Acessar BBS's não pressupõe nenhuma plataforma de hardware em especial. Melhor dizendo, você pode usar um PC, MacIntosh, Amiga, MSX, mainframe, mini ou qualquer tipo de computador. O que importa é que você tenha um modem ligando sua máquina a uma linha telefônica e possua um software de comunicação, que pode ser um programa comercial, ou um software de domínio-público ou mesmo um programa Shareware (tipo use agora e pague depois, se gostar). Os programas não-comerciais, sem dúvida, são os mais usados entre os usuários dos BBS's.

À medida que um novo frequentador vai se tornando conhecido entre os usuários de um sistema, poderá eventualmente ser convidado a participar de uma ou outra "confraria", grupo especial de interesse em que a troca de mensagens se dá em teleconferências separadas do banco contral de mensagens. Aos poucos o neófito vai tomando contato com o jargão típico dos BBS's. O importante é manter sempre o espírito aberto e inquiridor. Não se envergonhe de enviar uma mensagem a um usuário desconhecido, mesmo que seja do tipo: "Prazer em conhecê-lo, mas afinal do que você está falando?". De maneira geral, os bbs-zeiros são extremamente cordiais e solícitos. É frequente uma pergunta ou dúvida colocada no ar sob forma de mensagem pública (aquela a que todos os usuários têm acesso) receber até 10 respostas em menos de 48 horas.
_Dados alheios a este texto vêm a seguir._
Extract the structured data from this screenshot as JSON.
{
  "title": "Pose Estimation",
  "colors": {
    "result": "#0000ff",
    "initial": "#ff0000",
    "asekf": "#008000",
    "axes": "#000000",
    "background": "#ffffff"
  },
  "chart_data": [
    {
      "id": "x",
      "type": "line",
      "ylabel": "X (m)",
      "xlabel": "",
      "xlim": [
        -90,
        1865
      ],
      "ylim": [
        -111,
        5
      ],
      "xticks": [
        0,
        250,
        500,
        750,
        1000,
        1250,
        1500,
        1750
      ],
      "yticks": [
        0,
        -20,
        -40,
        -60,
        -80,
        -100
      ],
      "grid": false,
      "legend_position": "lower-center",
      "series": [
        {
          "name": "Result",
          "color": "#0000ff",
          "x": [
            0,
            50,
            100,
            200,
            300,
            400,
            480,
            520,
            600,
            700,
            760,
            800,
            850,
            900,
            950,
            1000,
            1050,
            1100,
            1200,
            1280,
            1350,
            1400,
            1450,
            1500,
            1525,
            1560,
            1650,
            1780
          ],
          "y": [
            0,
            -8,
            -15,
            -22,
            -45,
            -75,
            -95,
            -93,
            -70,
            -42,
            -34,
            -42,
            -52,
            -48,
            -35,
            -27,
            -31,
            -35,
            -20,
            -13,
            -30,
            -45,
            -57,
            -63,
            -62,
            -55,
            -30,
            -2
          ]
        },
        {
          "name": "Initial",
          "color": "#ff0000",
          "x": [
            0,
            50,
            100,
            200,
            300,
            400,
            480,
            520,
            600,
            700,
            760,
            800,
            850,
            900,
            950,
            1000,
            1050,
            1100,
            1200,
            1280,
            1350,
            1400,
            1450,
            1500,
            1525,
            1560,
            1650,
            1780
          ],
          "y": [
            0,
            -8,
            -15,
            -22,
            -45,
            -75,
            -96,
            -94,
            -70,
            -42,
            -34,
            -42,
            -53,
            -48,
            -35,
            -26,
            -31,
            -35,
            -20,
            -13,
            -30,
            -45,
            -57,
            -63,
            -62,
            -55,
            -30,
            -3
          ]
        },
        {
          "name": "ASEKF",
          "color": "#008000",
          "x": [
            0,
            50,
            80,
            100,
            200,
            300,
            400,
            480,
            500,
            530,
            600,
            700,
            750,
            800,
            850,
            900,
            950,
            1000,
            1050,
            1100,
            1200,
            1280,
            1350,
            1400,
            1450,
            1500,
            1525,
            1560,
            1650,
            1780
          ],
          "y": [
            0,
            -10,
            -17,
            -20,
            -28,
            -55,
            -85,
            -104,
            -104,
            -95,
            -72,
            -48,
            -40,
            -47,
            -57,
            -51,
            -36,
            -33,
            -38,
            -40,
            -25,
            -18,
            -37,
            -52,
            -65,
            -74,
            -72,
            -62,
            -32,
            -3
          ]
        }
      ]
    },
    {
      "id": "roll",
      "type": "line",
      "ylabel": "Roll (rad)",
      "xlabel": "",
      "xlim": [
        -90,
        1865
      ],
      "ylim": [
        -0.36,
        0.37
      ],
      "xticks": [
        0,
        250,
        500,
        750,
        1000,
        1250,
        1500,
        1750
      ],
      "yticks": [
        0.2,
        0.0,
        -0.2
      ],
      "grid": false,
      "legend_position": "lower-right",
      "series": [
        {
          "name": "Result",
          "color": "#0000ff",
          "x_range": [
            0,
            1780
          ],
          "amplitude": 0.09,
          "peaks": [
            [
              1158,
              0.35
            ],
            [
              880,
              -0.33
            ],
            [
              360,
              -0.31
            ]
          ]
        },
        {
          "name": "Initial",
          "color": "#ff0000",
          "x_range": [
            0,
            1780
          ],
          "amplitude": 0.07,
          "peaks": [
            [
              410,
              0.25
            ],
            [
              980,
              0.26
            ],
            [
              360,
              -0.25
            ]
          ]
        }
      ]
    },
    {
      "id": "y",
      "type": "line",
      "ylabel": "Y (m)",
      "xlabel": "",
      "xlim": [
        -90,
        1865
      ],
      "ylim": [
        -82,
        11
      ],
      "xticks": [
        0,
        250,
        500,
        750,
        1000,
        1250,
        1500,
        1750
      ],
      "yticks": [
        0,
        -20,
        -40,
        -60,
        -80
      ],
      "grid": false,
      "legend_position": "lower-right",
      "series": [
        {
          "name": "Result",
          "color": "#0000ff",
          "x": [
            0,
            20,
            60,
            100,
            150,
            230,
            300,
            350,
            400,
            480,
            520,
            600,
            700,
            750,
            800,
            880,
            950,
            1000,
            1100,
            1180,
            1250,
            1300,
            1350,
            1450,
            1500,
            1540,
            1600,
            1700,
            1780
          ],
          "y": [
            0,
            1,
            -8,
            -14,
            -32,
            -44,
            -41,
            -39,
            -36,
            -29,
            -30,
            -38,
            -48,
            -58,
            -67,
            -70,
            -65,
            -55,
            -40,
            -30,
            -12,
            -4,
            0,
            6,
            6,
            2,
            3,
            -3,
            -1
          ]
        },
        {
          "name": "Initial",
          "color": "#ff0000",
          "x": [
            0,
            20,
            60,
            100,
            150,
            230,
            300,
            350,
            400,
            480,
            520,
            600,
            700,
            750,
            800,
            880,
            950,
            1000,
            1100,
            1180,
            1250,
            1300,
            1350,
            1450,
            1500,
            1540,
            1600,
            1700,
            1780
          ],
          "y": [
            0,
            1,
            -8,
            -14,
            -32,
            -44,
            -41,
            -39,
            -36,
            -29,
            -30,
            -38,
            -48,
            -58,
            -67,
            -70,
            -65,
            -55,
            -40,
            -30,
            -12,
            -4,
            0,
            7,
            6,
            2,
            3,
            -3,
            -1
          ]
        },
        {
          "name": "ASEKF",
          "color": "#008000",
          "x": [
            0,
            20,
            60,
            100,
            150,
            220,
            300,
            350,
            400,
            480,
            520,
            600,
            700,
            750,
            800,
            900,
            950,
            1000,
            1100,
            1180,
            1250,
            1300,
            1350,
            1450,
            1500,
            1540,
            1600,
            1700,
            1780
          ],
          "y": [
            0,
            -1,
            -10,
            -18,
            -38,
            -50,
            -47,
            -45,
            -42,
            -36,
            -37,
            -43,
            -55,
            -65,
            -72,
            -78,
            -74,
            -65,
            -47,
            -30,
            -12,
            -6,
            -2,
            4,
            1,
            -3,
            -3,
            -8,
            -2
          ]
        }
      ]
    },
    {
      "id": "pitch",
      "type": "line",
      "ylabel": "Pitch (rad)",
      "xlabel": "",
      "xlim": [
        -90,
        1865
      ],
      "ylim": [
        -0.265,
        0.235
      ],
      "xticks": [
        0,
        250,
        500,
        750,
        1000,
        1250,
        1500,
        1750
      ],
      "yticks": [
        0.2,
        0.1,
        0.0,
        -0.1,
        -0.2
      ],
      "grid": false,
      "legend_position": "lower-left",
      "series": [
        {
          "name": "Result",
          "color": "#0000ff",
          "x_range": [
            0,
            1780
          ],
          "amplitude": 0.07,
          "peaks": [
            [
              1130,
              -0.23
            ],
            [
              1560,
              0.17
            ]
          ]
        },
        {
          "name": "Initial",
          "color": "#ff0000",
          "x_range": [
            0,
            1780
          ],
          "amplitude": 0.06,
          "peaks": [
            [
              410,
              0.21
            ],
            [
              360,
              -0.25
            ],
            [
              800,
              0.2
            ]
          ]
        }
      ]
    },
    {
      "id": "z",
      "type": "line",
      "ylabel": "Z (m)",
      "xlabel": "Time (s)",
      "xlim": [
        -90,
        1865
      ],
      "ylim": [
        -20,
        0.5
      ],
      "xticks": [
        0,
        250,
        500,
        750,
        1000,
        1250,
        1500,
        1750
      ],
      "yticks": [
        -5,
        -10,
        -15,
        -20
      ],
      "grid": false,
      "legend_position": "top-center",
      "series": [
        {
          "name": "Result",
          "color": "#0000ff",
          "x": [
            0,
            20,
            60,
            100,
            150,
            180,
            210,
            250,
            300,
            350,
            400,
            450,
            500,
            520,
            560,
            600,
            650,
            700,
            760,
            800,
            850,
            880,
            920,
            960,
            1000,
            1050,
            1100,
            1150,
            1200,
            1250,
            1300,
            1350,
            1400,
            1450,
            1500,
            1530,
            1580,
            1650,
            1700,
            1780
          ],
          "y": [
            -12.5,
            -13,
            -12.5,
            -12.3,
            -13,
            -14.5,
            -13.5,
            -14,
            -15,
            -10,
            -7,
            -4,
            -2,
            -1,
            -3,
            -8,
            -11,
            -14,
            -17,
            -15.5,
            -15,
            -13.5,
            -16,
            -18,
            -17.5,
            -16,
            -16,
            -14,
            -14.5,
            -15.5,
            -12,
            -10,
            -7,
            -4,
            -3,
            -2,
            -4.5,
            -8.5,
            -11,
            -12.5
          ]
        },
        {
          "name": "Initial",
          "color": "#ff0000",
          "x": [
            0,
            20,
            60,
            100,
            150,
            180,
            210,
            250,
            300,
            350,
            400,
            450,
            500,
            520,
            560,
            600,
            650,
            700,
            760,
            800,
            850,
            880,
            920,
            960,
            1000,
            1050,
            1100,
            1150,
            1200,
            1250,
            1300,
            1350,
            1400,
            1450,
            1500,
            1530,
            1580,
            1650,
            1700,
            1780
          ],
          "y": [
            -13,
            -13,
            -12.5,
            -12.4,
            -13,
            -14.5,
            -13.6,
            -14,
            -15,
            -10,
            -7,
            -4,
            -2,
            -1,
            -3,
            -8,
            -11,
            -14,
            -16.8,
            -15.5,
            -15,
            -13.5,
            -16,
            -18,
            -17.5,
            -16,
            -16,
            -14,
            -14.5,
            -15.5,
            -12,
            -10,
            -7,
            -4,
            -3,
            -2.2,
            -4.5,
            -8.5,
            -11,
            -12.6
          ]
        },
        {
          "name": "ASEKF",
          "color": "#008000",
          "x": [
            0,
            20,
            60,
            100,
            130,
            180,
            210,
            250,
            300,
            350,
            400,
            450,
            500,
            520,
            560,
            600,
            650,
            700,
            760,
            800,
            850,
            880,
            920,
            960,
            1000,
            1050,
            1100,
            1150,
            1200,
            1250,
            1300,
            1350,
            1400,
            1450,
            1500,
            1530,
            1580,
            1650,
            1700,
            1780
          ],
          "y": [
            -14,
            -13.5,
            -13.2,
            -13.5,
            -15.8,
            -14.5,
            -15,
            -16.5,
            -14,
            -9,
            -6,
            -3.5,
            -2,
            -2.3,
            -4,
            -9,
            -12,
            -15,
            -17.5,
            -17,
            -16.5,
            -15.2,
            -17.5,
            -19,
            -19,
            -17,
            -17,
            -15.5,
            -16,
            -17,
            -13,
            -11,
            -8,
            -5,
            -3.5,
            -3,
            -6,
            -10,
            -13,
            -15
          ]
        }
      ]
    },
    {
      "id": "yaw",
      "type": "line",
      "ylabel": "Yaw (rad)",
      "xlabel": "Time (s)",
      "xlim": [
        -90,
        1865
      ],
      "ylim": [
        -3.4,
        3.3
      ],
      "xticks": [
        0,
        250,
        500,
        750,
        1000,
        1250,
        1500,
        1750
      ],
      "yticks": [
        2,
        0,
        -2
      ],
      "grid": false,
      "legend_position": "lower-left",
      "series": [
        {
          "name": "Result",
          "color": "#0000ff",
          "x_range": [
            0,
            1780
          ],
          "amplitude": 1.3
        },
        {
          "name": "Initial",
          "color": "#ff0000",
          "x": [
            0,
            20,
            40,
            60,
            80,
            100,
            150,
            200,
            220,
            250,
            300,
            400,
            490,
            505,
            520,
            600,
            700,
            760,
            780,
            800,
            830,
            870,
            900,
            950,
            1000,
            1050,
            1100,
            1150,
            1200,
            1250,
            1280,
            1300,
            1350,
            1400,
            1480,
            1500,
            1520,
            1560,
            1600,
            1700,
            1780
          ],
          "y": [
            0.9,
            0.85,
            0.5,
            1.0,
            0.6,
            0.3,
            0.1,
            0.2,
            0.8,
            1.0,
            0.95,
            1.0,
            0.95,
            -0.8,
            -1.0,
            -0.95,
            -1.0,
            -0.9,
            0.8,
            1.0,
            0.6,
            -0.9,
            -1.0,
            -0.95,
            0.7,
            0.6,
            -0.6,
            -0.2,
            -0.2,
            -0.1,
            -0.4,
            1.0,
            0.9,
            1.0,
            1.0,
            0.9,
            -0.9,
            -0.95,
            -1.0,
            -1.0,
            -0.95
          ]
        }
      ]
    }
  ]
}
No exterior, particularmente nos EUA, a quantidade de BBS's é simplesmente assombrosa. Muitos Sysops e usuários brasileiros costumam conectar-se a esses sistemas, "baixando" (download) de lá as últimas novidades e por vezes "subindo" (upload) algo novo que tenha sido desenvolvido por aquí. Este intercâmbio internacional, além de ser encorajado pelos Sysops de todo o mundo, é extremamente benéfico para a comunidade.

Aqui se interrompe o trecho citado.